Output of Higashi main - ma-compbio/Higashi GitHub Wiki

The output path, naming convention, etc., are defined in the configuration file (See details in "configuration of parameters"). For instance, all output of Higashi is stored at the temp_dir of the configuration file. See tutorials for examples on how to use these output files.

Embedding vectors

The single cell embeddings are saved with the name /embed/{embedding_name}_0_origin.npy, where the row order is consistent with the cell_id column of the input file data.txt

Besides the cell embeddings, the embeddings for the genomic bins are also saved with the name {embedding_name}_{id}_origin.npy.

  • The {embedding_name} is the parameter in the configuration file.
  • The {id} starts at 0, ends with the number of chromosomes that is contained in the training data. 0 corresponds to the cell embeddings. 1 ~ corresponds to embeddings of bins from each chromosome.

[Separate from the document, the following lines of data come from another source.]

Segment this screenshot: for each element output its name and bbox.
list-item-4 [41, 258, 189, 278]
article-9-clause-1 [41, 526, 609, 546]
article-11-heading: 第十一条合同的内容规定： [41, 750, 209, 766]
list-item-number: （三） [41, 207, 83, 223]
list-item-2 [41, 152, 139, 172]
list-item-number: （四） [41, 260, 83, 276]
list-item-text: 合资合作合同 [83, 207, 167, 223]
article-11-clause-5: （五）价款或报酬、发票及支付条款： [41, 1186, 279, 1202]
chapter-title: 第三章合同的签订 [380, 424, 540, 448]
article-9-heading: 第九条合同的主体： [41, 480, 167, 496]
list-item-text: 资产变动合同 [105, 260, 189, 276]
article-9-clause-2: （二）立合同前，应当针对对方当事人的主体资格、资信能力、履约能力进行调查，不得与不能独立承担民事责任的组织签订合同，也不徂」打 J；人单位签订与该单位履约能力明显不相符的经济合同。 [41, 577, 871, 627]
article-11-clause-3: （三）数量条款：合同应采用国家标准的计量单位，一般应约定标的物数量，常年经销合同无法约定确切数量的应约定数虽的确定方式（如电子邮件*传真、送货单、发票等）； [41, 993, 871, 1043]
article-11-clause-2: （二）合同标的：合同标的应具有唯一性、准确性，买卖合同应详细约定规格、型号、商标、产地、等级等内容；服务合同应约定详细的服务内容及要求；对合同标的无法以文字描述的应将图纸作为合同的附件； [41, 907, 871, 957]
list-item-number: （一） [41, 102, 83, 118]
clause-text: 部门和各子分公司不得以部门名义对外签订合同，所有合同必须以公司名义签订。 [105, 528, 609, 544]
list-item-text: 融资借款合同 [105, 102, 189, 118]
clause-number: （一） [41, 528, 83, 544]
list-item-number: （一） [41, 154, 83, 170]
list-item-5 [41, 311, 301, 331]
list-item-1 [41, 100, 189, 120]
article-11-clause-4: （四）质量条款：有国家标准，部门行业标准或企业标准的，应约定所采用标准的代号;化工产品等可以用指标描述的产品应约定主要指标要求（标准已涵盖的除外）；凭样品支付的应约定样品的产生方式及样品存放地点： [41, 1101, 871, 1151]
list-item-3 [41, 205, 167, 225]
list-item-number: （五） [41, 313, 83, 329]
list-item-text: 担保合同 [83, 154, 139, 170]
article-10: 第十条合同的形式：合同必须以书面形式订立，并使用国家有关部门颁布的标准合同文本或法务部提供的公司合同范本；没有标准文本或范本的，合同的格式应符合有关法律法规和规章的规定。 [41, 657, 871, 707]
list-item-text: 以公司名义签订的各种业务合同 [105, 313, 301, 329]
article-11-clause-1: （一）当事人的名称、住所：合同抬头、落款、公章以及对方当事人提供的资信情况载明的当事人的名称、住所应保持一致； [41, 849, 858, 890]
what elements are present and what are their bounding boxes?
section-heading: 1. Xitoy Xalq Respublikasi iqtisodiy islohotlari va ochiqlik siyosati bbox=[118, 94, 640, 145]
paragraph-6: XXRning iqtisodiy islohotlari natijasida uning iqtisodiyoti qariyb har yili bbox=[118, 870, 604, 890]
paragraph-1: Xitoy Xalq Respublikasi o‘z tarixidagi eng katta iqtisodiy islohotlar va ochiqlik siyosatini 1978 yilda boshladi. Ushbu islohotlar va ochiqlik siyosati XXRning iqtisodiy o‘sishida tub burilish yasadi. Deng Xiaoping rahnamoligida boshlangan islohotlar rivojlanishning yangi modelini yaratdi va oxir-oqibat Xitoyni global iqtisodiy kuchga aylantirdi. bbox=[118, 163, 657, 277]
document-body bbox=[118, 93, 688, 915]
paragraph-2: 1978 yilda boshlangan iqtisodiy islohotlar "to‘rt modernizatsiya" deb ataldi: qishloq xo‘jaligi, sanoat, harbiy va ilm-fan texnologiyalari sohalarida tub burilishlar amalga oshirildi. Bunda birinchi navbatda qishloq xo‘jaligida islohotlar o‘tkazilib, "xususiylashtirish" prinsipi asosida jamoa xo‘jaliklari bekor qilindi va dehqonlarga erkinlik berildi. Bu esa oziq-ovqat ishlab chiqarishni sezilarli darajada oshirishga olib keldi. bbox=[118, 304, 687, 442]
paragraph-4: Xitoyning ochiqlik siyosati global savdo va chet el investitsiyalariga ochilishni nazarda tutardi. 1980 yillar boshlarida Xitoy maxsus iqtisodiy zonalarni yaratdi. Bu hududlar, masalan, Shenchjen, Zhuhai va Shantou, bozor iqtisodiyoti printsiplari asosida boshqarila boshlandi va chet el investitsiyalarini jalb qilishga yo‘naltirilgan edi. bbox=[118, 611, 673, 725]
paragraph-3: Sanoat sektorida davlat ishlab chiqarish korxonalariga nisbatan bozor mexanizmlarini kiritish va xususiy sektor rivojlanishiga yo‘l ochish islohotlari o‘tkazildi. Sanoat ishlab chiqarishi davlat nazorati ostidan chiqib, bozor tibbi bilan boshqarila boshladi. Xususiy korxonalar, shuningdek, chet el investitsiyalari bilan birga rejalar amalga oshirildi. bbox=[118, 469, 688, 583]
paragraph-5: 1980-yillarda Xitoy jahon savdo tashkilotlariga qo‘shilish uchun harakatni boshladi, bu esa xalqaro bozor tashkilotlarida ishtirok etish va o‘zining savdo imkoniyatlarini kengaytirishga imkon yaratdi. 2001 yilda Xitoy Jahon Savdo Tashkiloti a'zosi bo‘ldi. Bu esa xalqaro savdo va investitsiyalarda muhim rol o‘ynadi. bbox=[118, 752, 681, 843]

The embeddings can be load with the standard np.load(xxx)

Imputed contact maps

figs/imputation_showcase.png

The imputed matrices are saved with name {chrom_name}_{embedding_name}_nbr_{k}_impute.hdf5.

  • The {chrom_name} is the chromosome name of the imputed maps.
  • The {embedding_name} is the parameter in the configuration file.
  • The {k} can be either 0 or the {neighbor_num} parameter specified in the configuration file. When {k}=0, it represents the imputation results without using any neighboring cell information.

The format of the imputed matrix is an hdf5 file with the structure

.
├── coordinates (vector size of k x 2)
├── cell 0 (vector size of k)
├── cell 1
├── ...
└── cell N

The matrix can be generated by putting the vector of cell * to the corresponding entries of the coordinates. For instance

import h5py
import numpy
with h5py.File(os.path.join(temp_dir, "%s_%s_nbr_0_impute.hdf5" % (chrom, embedding_name)), "r") as impute_f:
    coordinates = impute_f['coordinates']
    xs, ys = coordinates[:, 0], coordinates[:, 1]
    size = int(np.max(ys)) + 1
    cell_list = trange(len(list(impute_f.keys())) - 1)
    m1 = np.zeros((size, size))
    for i in cell_list:
        m1 *= 0.0
        proba = np.array(impute_f["cell_%d" % i])
        m1[xs.astype('int'), ys.astype('int')] += proba
        m1 = m1 + m1.T		

Transform imputation results to .cool files.

We provide a script that can select groups of cells, merge the imputation results and save as .cool files. Detailed documentation of the .cool format can be found at https://cooler.readthedocs.io/en/latest/schema.html?).

To do that run the following command

python Merge2Cool.py [-c CONFIG] [-o OUTPUT] [-l LIST_PATH] [-t LIST_TYPE] [-n] 

'
optional arguments:
-n, --neighbor        Create .cool files for imputed maps with neighboring cell information utilized.

required arguments:
-c CONFIG             The path to the configuration JSON file that you created in the step.
-o OUTPUT             The path and prefix of the output cool names. (example: ./output/test)
-l LIST_PATH          The path to a list. The file format for this list can be either .txt or .npy. You 
                      can specify what groups of cells you want to merge and output in two ways:
                      1. The list contains the `cell_id` of interest, e.g. [1,2,10,20,135,..,]. When 
                      doing so, the imputation results of these cells would be selected, merged and saved 
                      in a file named {OUTPUT}.cool.
                      2. The list contains the group information, e.g. [GM12878, K562, ..., K562]. 
                      When doing so, the imputation results of cells from each group would be selected, 
                      merged and saved in files such as {OUTPUT}_GM12878.cool, etc.
                      3. If this parameter is not passed, the program will create the merged imputed contact maps of all cells by default.
-t {selected, group}  `selected` represents the first way of specifying cells of interest, while `group` 
                      represents the second way.
'

With this script, one can create individual .cool files for each single cell by inputing a list that goes [cell_0, cell_1, cell_2, ..., cell_N] and specify the {LIST_TYPE} as group.